Sun, 12 Apr 2009 19:25:08 +0100

But you can't just have a resistor for each LED slot. LEDs of different colors use different resistors.
The only way I can see this working is with a current-regulated supply for each LED. It could just be flickering them really fast in order to use one power supply for several LEDs, but just resistors on the board won't do if you have to be able to plug different colours of LEDs in the same slot and have them work fine.

by: mangoman

Sun, 12 Apr 2009 19:18:31 +0100

I couldn't say with certainty, but for a reflow-soldered board the extra (time, and therefore money) cost would be in the pick-and-place for the extra components rather than the soldering (as the joints are all formed in one pass). There's presumably some sort of socket being placed for each LED already, so the extra cost is doubling the number of component placements.

by: TwoHedWlf

Sun, 12 Apr 2009 17:33:49 +0100

What's the per board cost of an extra 2000 solder joints?

by: mangoman

Sun, 12 Apr 2009 14:15:11 +0100

Changes, it wouldn't be a big deal to have a resistor per LED on the board. For a 20x50 position board (1000 LEDs), and a per-resistor price of $AU0.004, that's a per-board cost of $4. You'd simply have the top plane of the PCB V+, the bottom GND, and one resistor to to either the anode or cathode of each LED.

by: Changes

Sun, 12 Apr 2009 11:40:12 +0100

I'm aware of the resistor thing, but I understand what you're plugging in that board are bare unresistored LEDs.

by: peridot

Sat, 11 Apr 2009 14:17:07 +0100

Changes, all you have to do to light up a bunch of LEDs is attach an appropriate resistor to each and then feed them all from the same V+ and ground. If you want different colors the V+ will have to be high enough for the bluest color (where white is actually UV) and so it'll be a little less efficient, but a resistor per LED is cheap.

Alternatively, if you multiplex it so only one is lit at a time, you can have one resistor/constant-surrent supply for many LEDs. But if they're all going to be on all the time this seems unnecessarily complicated.

by: solipsistnation

Sat, 11 Apr 2009 10:03:42 +0100

Oh, you know. Peggy and Peggy2 aren't charlieplexed-- they're for-real multiplexed using a couple of LED driver ICs and a couple of 4-to-16 demultiplexers.
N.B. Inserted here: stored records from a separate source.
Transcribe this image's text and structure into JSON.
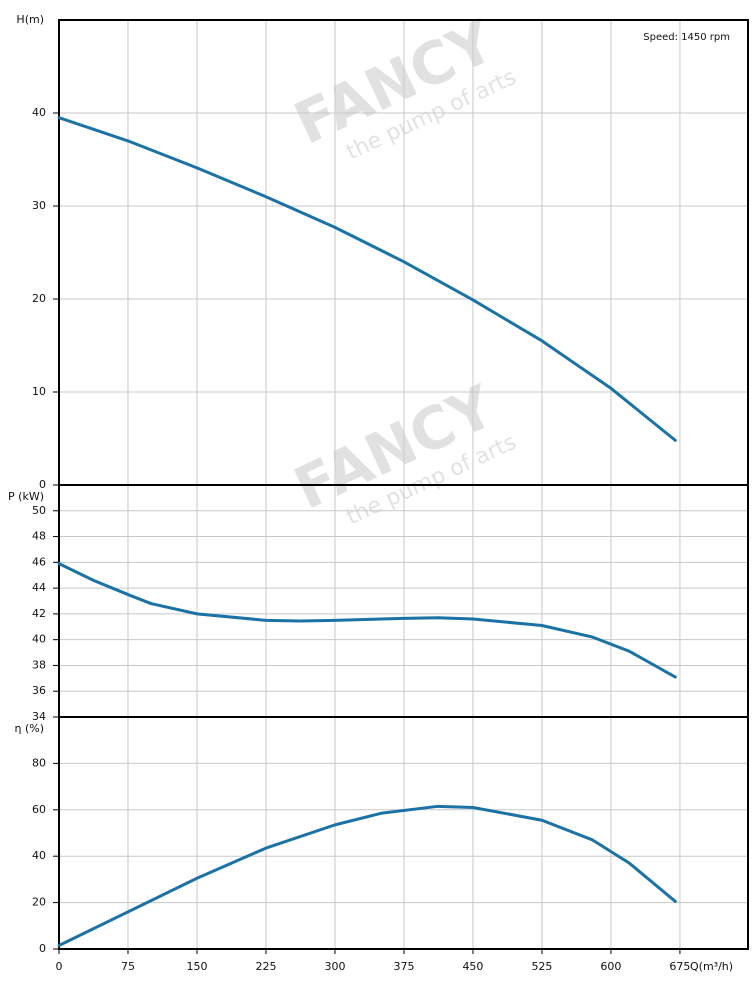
{
  "chart_data": [
    {
      "type": "line",
      "ylabel": "H(m)",
      "annotation": "Speed: 1450 rpm",
      "x": [
        0,
        75,
        150,
        225,
        300,
        375,
        450,
        525,
        600,
        670
      ],
      "series": [
        {
          "color": "#1b72a6",
          "values": [
            39.5,
            37,
            34.1,
            31,
            27.7,
            24,
            19.9,
            15.5,
            10.4,
            4.8
          ]
        }
      ],
      "xlim": [
        0,
        749
      ],
      "xticks": [
        0,
        75,
        150,
        225,
        300,
        375,
        450,
        525,
        600,
        675
      ],
      "ylim": [
        0,
        50
      ],
      "yticks": [
        0,
        10,
        20,
        30,
        40
      ],
      "grid": true
    },
    {
      "type": "line",
      "ylabel": "P (kW)",
      "x": [
        0,
        37.5,
        75,
        100,
        150,
        225,
        262.5,
        300,
        375,
        412,
        450,
        525,
        580,
        620,
        670
      ],
      "series": [
        {
          "color": "#1b72a6",
          "values": [
            45.9,
            44.6,
            43.5,
            42.8,
            42,
            41.5,
            41.45,
            41.5,
            41.65,
            41.7,
            41.6,
            41.1,
            40.2,
            39.1,
            37.1
          ]
        }
      ],
      "xlim": [
        0,
        749
      ],
      "xticks": [
        0,
        75,
        150,
        225,
        300,
        375,
        450,
        525,
        600,
        675
      ],
      "ylim": [
        34,
        52
      ],
      "yticks": [
        34,
        36,
        38,
        40,
        42,
        44,
        46,
        48,
        50
      ],
      "grid": true
    },
    {
      "type": "line",
      "ylabel": "η (%)",
      "xlabel": "Q(m³/h)",
      "x": [
        0,
        75,
        150,
        225,
        300,
        350,
        412,
        450,
        525,
        580,
        620,
        670
      ],
      "series": [
        {
          "color": "#1b72a6",
          "values": [
            1.5,
            16,
            30.5,
            43.5,
            53.5,
            58.5,
            61.5,
            61,
            55.5,
            47,
            37,
            20.5
          ]
        }
      ],
      "xlim": [
        0,
        749
      ],
      "xticks": [
        0,
        75,
        150,
        225,
        300,
        375,
        450,
        525,
        600,
        675
      ],
      "ylim": [
        0,
        100
      ],
      "yticks": [
        0,
        20,
        40,
        60,
        80
      ],
      "grid": true
    }
  ],
  "watermark": [
    "FANCY",
    "the pump of arts"
  ]
}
Charlieplexing does look cool, but Peggy is a little more complex than that.

by: Changes

Sat, 11 Apr 2009 06:29:29 +0100

How exactly does the device work? Does it actually have a tiny power supply and/or current regulator behind each LED? It seems hard to believe, but I can see no other way in which it could manage a series/parallel connection of LEDs without knowing which is which and without burning some up and underdriving others...

by: FuzzyPlushroom

Sat, 11 Apr 2009 06:02:32 +0100

I'm feeling some awesome Connection Machine influence here.